从通化门出去过了章敬寺再走七八里就是灞水。
灞水之上有座隋帝时期修建的石桥。
石桥总长度将近一小里,宽三丈,名为灞桥。
灞桥是东向进出长安的必经之路,桥两侧设立驿站,凡送别亲人好友东去,一般都要送到灞桥后才分手。

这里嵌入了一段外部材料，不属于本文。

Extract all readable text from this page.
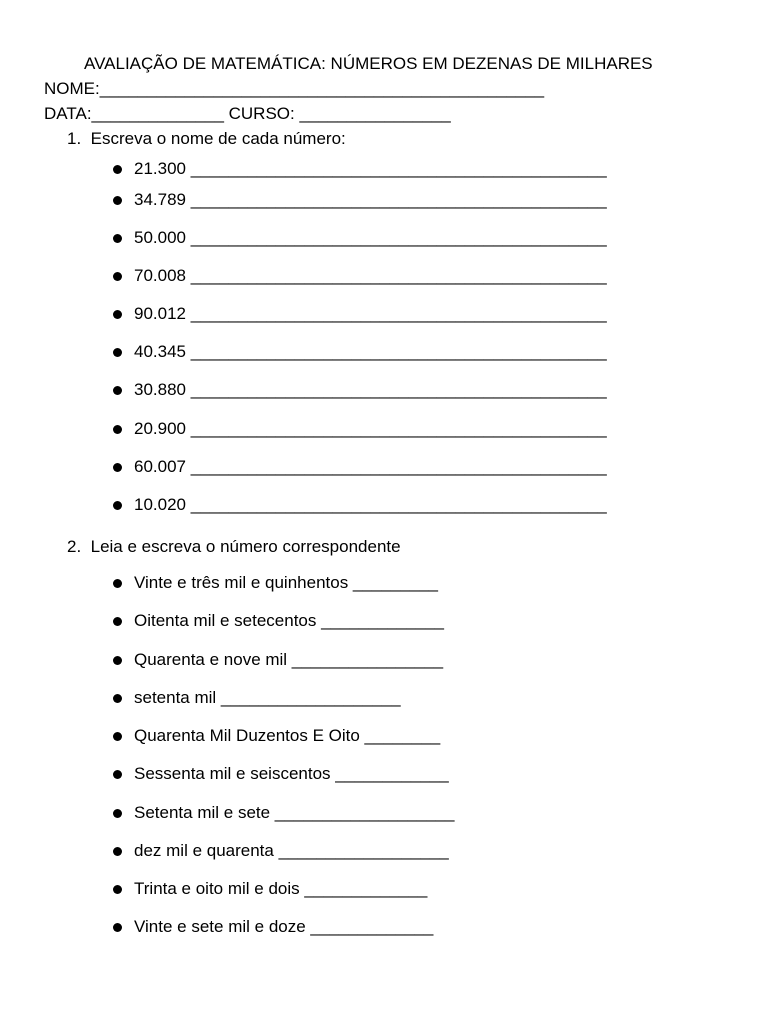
AVALIAÇÃO DE MATEMÁTICA: NÚMEROS EM DEZENAS DE MILHARES
NOME:_______________________________________________
DATA:______________ CURSO: ________________
1.  Escreva o nome de cada número:
21.300 ____________________________________________
34.789 ____________________________________________
50.000 ____________________________________________
70.008 ____________________________________________
90.012 ____________________________________________
40.345 ____________________________________________
30.880 ____________________________________________
20.900 ____________________________________________
60.007 ____________________________________________
10.020 ____________________________________________
2.  Leia e escreva o número correspondente
Vinte e três mil e quinhentos _________
Oitenta mil e setecentos _____________
Quarenta e nove mil ________________
setenta mil ___________________
Quarenta Mil Duzentos E Oito ________
Sessenta mil e seiscentos ____________
Setenta mil e sete ___________________
dez mil e quarenta __________________
Trinta e oito mil e dois _____________
Vinte e sete mil e doze _____________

每天有许多人在这设下宴席,人们饮酒赋诗送别自己亲朋好友。
灞桥两岸,十里长堤,一步一柳,栽柳万株。
唐人在这里送别时酷爱折柳相赠,久而久之灞桥折柳赠别便成了大唐的特有习俗。
烟波浩浩,杨柳依依,灞桥边的杨柳几百年来见证了无数离别,其中也包括名人的。
大唐首席网红李白先生,在这送别时写下:“年年柳色,灞陵伤别。”
刘禹锡写下:“征徒出灞涘,回首伤如何?”
岑参曾感慨:“相思灞陵月,只有梦偏劳。”
刘异一路快马加鞭、追风逐电,很快便来到被无数名人咏过的灞桥。
他在二十丈外,就一眼认出了那抹袅袅婷婷的倩影。
郑宸今日头梳云朵髻,肩披绿丝帔,身穿紫纱裙。
她就站在蝉鸣鸟语的烟柳河岸。
一阵清风袭来,吹得周遭垂柳摇曳,吹得郑宸发丝飞扬,吹得她肩上的丝帔随风飘荡,身下的裙摆婆娑舞动。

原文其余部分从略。